The square is situated at the former site of a reduit outside Copenhagen's East Rampart. A plan for redevelopment of the area was created when the city's bastioned fortifications were decommissioned in the 1850s. The site was initially intended for a new church but the Isaiah Church was ultimately built a little further to the west. The old site was instead laid out as a public space with the name Stockholms Plads. It was renamed Hjalmar Brantings Plads in 1925.

==Design==
The shape of the square has been determined by the shape of the bastion that was formerly located at the site and remains of it has been reused in the design of its central garden complex.

==Buildings==
The building is to the northeast and southwest flanked by high-end apartment buildings. They were both built in 1894-97 to design by Andreas Clemmensen. Grant Thornton is based at No. 1.
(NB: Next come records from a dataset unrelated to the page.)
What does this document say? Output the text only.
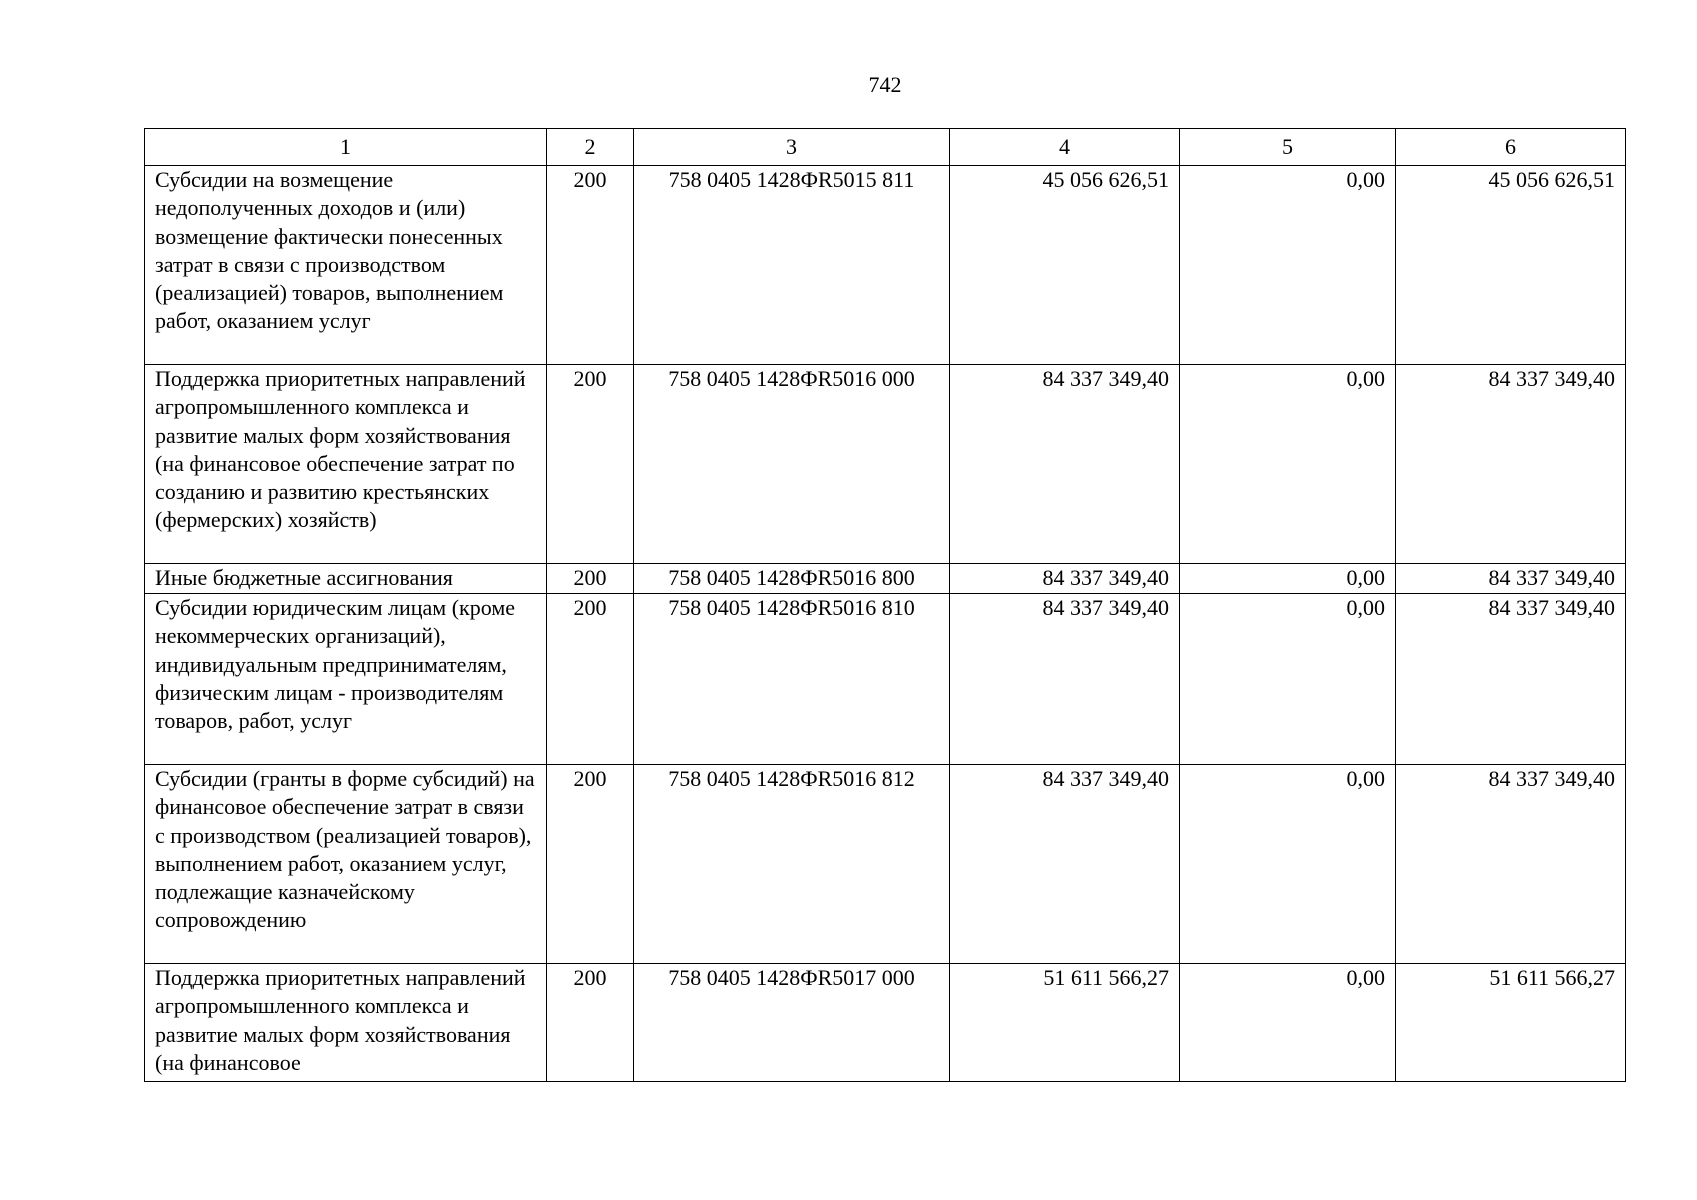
742
1	2	3	4	5	6
Субсидии на возмещение недополученных доходов и (или) возмещение фактически понесенных затрат в связи с производством (реализацией) товаров, выполнением работ, оказанием услуг	200	758 0405 1428ФR5015 811	45 056 626,51	0,00	45 056 626,51
Поддержка приоритетных направлений агропромышленного комплекса и развитие малых форм хозяйствования (на финансовое обеспечение затрат по созданию и развитию крестьянских (фермерских) хозяйств)	200	758 0405 1428ФR5016 000	84 337 349,40	0,00	84 337 349,40
Иные бюджетные ассигнования	200	758 0405 1428ФR5016 800	84 337 349,40	0,00	84 337 349,40
Субсидии юридическим лицам (кроме некоммерческих организаций), индивидуальным предпринимателям, физическим лицам - производителям товаров, работ, услуг	200	758 0405 1428ФR5016 810	84 337 349,40	0,00	84 337 349,40
Субсидии (гранты в форме субсидий) на финансовое обеспечение затрат в связи с производством (реализацией товаров), выполнением работ, оказанием услуг, подлежащие казначейскому сопровождению	200	758 0405 1428ФR5016 812	84 337 349,40	0,00	84 337 349,40
Поддержка приоритетных направлений агропромышленного комплекса и развитие малых форм хозяйствования (на финансовое	200	758 0405 1428ФR5017 000	51 611 566,27	0,00	51 611 566,27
The square is to the northwest separated from the Cemetery of Holmen by a row of large villas. No. 6 is built in the National Romantic style with exposed timber framing on the upper floor. The company
Peter Jahn & Partnere is now based in the building. No. 8 was built for the industrialist M. A. Heegaard in 1899-1901 to design by Ulrik Plesner. Dansk Told- og Skatteforbund, a labour union for civil servants in the tax and customs administration, is headquartered in the building.

==Public art==
A bronze statue of a bear by Lauritz Jensen is located on the square.